For integer/None inputs, if ``y`` is binary or multiclass,
:class:`StratifiedKFold` used. If the estimator is not a classifier
or if ``y`` is neither binary nor multiclass, :class:`KFold` is used.
Refer :ref:`User Guide <cross_validation>` for the various
cross-validators that can be used here.
scoring : string, callable or None, optional, default: None
A string (see model evaluation documentation) or
a scorer callable object / function with signature
``scorer(estimator, X, y)``.
ylim : tuple, shape (ymin, ymax), optional
Defines minimum and maximum yvalues plotted.
n_jobs : int or None, optional (default=None)
Number of jobs to run in parallel.
``None`` means 1 unless in a :obj:`joblib.parallel_backend` context.
``-1`` means using all processors. See :term:`Glossary <n_jobs>`
for more details.
"""
train_scores, test_scores = validation_curve(
estimator, X, y, param_name, param_range,
cv=cv, scoring=scoring, n_jobs=n_jobs)
train_scores_mean = np.mean(train_scores, axis=1)
train_scores_std = np.std(train_scores, axis=1)
test_scores_mean = np.mean(test_scores, axis=1)
test_scores_std = np.std(test_scores, axis=1)
plt.figure()
plt.grid()
plt.title(title)
plt.xlabel(param_name)
plt.ylabel("Score")
if ylim is not None:
plt.ylim(*ylim)
plt.semilogx(param_range, train_scores_mean, 'o-', label="Training score",
color="darkorange")
plt.fill_between(param_range, train_scores_mean - train_scores_std,
train_scores_mean + train_scores_std, alpha=0.2,
color="darkorange")
plt.semilogx(param_range, test_scores_mean, 'o-', label="Cross-validation score",
color="navy")
plt.fill_between(param_range, test_scores_mean - test_scores_std,
test_scores_mean + test_scores_std, alpha=0.2,
color="navy")
plt.legend(loc="best")
return plt
Plot validation curve for model complexity parameter:
plot_validation_curve(final_model, 'Logistic regression', X_train_scaled, y_train,
'C', model_parameters['C'],
cv=cv, scoring='accuracy');
Conclusion: gap between training and validating curve indicates overfitting. The best C parameter is 0.2
Make predictions for test samples:
test_predictions = final_model.predict(X_test_scaled)

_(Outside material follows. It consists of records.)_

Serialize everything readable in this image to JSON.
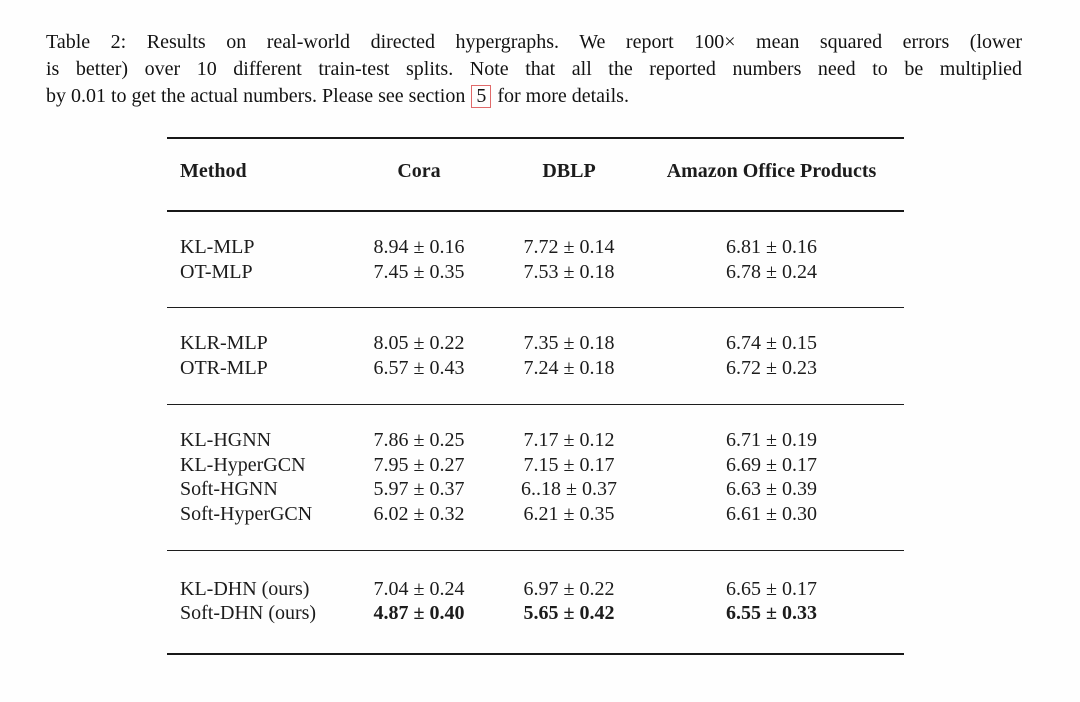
{
  "caption": {
    "lines": [
      "Table 2:  Results on real-world directed hypergraphs. We report 100× mean squared errors (lower",
      "is better) over 10 different train-test splits. Note that all the reported numbers need to be multiplied"
    ],
    "line3_before": "by 0.01 to get the actual numbers. Please see section ",
    "section_ref": "5",
    "line3_after": " for more details.",
    "ref_box_color": "#e06a6a"
  },
  "table": {
    "columns": [
      "Method",
      "Cora",
      "DBLP",
      "Amazon Office Products"
    ],
    "rule_color": "#181818",
    "groups": [
      {
        "rows": [
          {
            "method": "KL-MLP",
            "values": [
              "8.94 ± 0.16",
              "7.72 ± 0.14",
              "6.81 ± 0.16"
            ],
            "bold_values": false
          },
          {
            "method": "OT-MLP",
            "values": [
              "7.45 ± 0.35",
              "7.53 ± 0.18",
              "6.78 ± 0.24"
            ],
            "bold_values": false
          }
        ]
      },
      {
        "rows": [
          {
            "method": "KLR-MLP",
            "values": [
              "8.05 ± 0.22",
              "7.35 ± 0.18",
              "6.74 ± 0.15"
            ],
            "bold_values": false
          },
          {
            "method": "OTR-MLP",
            "values": [
              "6.57 ± 0.43",
              "7.24 ± 0.18",
              "6.72 ± 0.23"
            ],
            "bold_values": false
          }
        ]
      },
      {
        "rows": [
          {
            "method": "KL-HGNN",
            "values": [
              "7.86 ± 0.25",
              "7.17 ± 0.12",
              "6.71 ± 0.19"
            ],
            "bold_values": false
          },
          {
            "method": "KL-HyperGCN",
            "values": [
              "7.95 ± 0.27",
              "7.15 ± 0.17",
              "6.69 ± 0.17"
            ],
            "bold_values": false
          },
          {
            "method": "Soft-HGNN",
            "values": [
              "5.97 ± 0.37",
              "6..18 ± 0.37",
              "6.63 ± 0.39"
            ],
            "bold_values": false
          },
          {
            "method": "Soft-HyperGCN",
            "values": [
              "6.02 ± 0.32",
              "6.21 ± 0.35",
              "6.61 ± 0.30"
            ],
            "bold_values": false
          }
        ]
      },
      {
        "rows": [
          {
            "method": "KL-DHN (ours)",
            "values": [
              "7.04 ± 0.24",
              "6.97 ± 0.22",
              "6.65 ± 0.17"
            ],
            "bold_values": false
          },
          {
            "method": "Soft-DHN (ours)",
            "values": [
              "4.87 ± 0.40",
              "5.65 ± 0.42",
              "6.55 ± 0.33"
            ],
            "bold_values": true
          }
        ]
      }
    ]
  }
}
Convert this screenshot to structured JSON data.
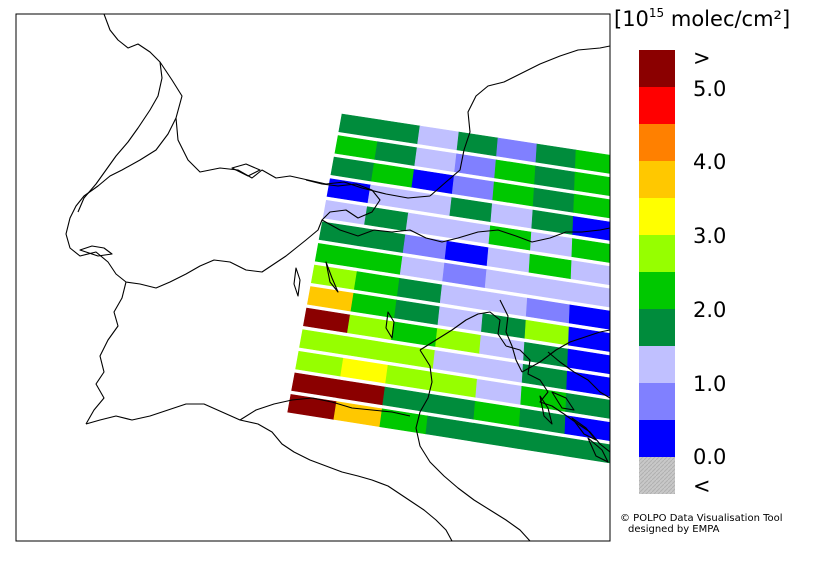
{
  "colorbar": {
    "unit_prefix": "[10",
    "unit_exponent": "15",
    "unit_suffix": " molec/cm²]",
    "colors": [
      "#c8c8c8",
      "#0000ff",
      "#8080ff",
      "#c0c0ff",
      "#008c3c",
      "#00c800",
      "#96ff00",
      "#ffff00",
      "#ffc800",
      "#ff8000",
      "#ff0000",
      "#8b0000"
    ],
    "tick_labels": [
      "<",
      "0.0",
      "1.0",
      "2.0",
      "3.0",
      "4.0",
      "5.0",
      ">"
    ]
  },
  "credit": {
    "line1": "© POLPO Data Visualisation Tool",
    "line2": "designed by EMPA"
  },
  "colors": {
    "coastline": "#000000",
    "map_border": "#000000",
    "pixel_gap": "#ffffff"
  },
  "data_grid": {
    "rows": [
      [
        "darkgreen",
        "darkgreen",
        "lightblue",
        "darkgreen",
        "medblue",
        "darkgreen",
        "green"
      ],
      [
        "green",
        "darkgreen",
        "lightblue",
        "medblue",
        "green",
        "darkgreen",
        "green"
      ],
      [
        "darkgreen",
        "green",
        "blue",
        "medblue",
        "green",
        "darkgreen",
        "green"
      ],
      [
        "blue",
        "lightblue",
        "lightblue",
        "darkgreen",
        "lightblue",
        "darkgreen",
        "blue"
      ],
      [
        "lightblue",
        "darkgreen",
        "lightblue",
        "lightblue",
        "green",
        "lightblue",
        "green"
      ],
      [
        "darkgreen",
        "darkgreen",
        "medblue",
        "blue",
        "lightblue",
        "green",
        "lightblue"
      ],
      [
        "green",
        "green",
        "lightblue",
        "medblue",
        "lightblue",
        "lightblue",
        "lightblue"
      ],
      [
        "lime",
        "green",
        "darkgreen",
        "lightblue",
        "lightblue",
        "medblue",
        "blue"
      ],
      [
        "orange",
        "green",
        "darkgreen",
        "lightblue",
        "darkgreen",
        "lime",
        "blue"
      ],
      [
        "darkred",
        "lime",
        "green",
        "lime",
        "lightblue",
        "darkgreen",
        "blue"
      ],
      [
        "lime",
        "lime",
        "lime",
        "lightblue",
        "lightblue",
        "darkgreen",
        "blue"
      ],
      [
        "lime",
        "yellow",
        "lime",
        "lime",
        "lightblue",
        "green",
        "darkgreen"
      ],
      [
        "darkred",
        "darkred",
        "darkgreen",
        "darkgreen",
        "green",
        "darkgreen",
        "blue"
      ],
      [
        "darkred",
        "orange",
        "green",
        "darkgreen",
        "darkgreen",
        "darkgreen",
        "darkgreen"
      ]
    ],
    "palette": {
      "blue": "#0000ff",
      "medblue": "#8080ff",
      "lightblue": "#c0c0ff",
      "darkgreen": "#008c3c",
      "green": "#00c800",
      "lime": "#96ff00",
      "yellow": "#ffff00",
      "orange": "#ffc800",
      "darkorange": "#ff8000",
      "red": "#ff0000",
      "darkred": "#8b0000"
    }
  }
}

print('Accuracy test score:', accuracy_score(y_test, test_predictions))
Conclusion: result on the test samples are comparable to the results on cross-validation, even better. Thus our validation scheme is valid.
test_confusion_matrix = confusion_matrix(test_predictions, y_test);
sns.heatmap(test_confusion_matrix, annot=True, fmt='d');
From confusion matrix we can see that we have made a few wrong predicions.
print('Precision:', precision_score(y_test, test_predictions))
print('Recall:', recall_score(y_test, test_predictions))
Although we try simple model, it gives 98% accuracy, 98% precision and 97% recall on the test set. There are several (3-5) most important features for classification, which could indicates that our data is not representable or biased. So, it's a good option to try model on more data. Feature generation based on medicine knowledge for such data is quite challenging, so we build them based on math nature.